Canadian crude oil production increases steadily until peaking in 2039 in the Evolving Scenario, and in situ production accounts for 43% of production in 2050. In both scenarios, under-construction pipelines will be able to accommodate all future production growth.
This figure shows electricity installed capacity and generation for 2019 and 2050 by fuel source. Coal-fired capacity decreases from 8.8 GW in 2019 to 0.1 in 2050, and generation decreases from 50.1 Tw.h to 0.1. Natural gas-fired capacity grows from 20.0 GW in 2019 to 42.0 in 2050, and generation increases from 65.6 Tw.h to 67.7. Electricity produced from oil is minimal at around 2 GW. Hydroelectricity capacity increases from 81.4 GW in 2019 to 90.9 in 2050, and generation increases from 385.4 TW.h to 457.7. Nuclear capacity declines from 13.3 GW in 2019 to 11.6 in 2050, and generation decreases then increases from 95 TW.h to 96.1. Wind capacity grows from 13.5 GW in 2019 to 40.5 in 2050, and generation increases from 33.7 TW.h to 165.1. Solar capacity grows from 2.9 GW in 2019 to 20.7 in 2050, and generation increases from 3.1 TW.h to 23.3. Biofuels capacity is minimal, but increases from 2.4 GWin 2019 to 3.2 in 2050, and generation increases from 8.5 TW.h to 10.2. Total capacity increases from 144.6 GW in 2019 to 210.8 GW in 2050. Total generation increases from 644.6 TW.h in 2019 to 821.5 TW.h in 2050.

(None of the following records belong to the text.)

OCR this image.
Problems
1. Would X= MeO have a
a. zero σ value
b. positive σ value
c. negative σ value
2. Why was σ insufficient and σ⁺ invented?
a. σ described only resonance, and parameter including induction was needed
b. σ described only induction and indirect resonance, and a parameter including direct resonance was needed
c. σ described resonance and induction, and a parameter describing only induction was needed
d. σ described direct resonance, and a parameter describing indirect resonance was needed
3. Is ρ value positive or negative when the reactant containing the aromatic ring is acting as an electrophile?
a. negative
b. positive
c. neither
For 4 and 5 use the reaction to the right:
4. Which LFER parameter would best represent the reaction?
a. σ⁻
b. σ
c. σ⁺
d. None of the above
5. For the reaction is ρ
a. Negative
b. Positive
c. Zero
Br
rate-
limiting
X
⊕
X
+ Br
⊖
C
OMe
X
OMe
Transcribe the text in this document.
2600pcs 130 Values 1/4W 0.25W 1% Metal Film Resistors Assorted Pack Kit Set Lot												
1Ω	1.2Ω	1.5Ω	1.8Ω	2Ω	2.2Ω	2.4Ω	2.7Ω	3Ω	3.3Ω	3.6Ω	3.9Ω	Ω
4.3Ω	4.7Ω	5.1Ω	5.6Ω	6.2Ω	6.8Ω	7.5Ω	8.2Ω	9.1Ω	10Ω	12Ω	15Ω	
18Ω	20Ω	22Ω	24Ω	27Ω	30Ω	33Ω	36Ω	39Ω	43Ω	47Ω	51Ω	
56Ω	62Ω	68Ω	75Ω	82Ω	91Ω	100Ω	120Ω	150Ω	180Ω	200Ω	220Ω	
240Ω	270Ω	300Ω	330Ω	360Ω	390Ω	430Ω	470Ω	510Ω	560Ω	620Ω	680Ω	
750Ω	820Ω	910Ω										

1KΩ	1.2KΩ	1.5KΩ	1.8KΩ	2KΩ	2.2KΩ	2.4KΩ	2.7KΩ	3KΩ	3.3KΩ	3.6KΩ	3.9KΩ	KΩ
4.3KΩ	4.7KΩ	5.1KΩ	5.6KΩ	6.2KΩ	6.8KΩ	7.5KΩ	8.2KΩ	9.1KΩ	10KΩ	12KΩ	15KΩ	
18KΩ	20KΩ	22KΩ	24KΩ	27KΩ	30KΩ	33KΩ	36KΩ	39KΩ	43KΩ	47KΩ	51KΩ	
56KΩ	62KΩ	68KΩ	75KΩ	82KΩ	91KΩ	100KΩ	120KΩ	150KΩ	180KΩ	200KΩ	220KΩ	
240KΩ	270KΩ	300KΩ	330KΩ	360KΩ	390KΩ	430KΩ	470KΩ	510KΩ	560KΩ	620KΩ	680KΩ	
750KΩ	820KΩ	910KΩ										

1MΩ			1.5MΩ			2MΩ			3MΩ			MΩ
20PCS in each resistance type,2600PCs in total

Electricity’s share of end-use demand increases in the Evolving Scenario, as half of all passenger vehicle sales are projected to be electric in 2050. The share of renewable sources grows.
Natural Gas Production
This chart shows natural gas production by type from 2005 to 2050 in the Evolving Scenario, and total production for the Reference Scenario. Total production in 2005 was 17.0 Bcf/d, with tight and shale gas production at 4.7 Bcf/d. In 2050, total gas production is 16.8 Bcf/d in the Evolving Scenario, with tight and shale gas making up the majority of production at 15.1 Bcf/d. In the Reference Scenario, total gas production reaches 23.2 Bcf/d in 2050.
Driven by growing assumed exports of liquefied natural gas, Canadian natural gas production increases and peaks in 2040 in the Evolving Scenario. In this scenario, tight gas accounts for 86% of total natural gas production in 2050.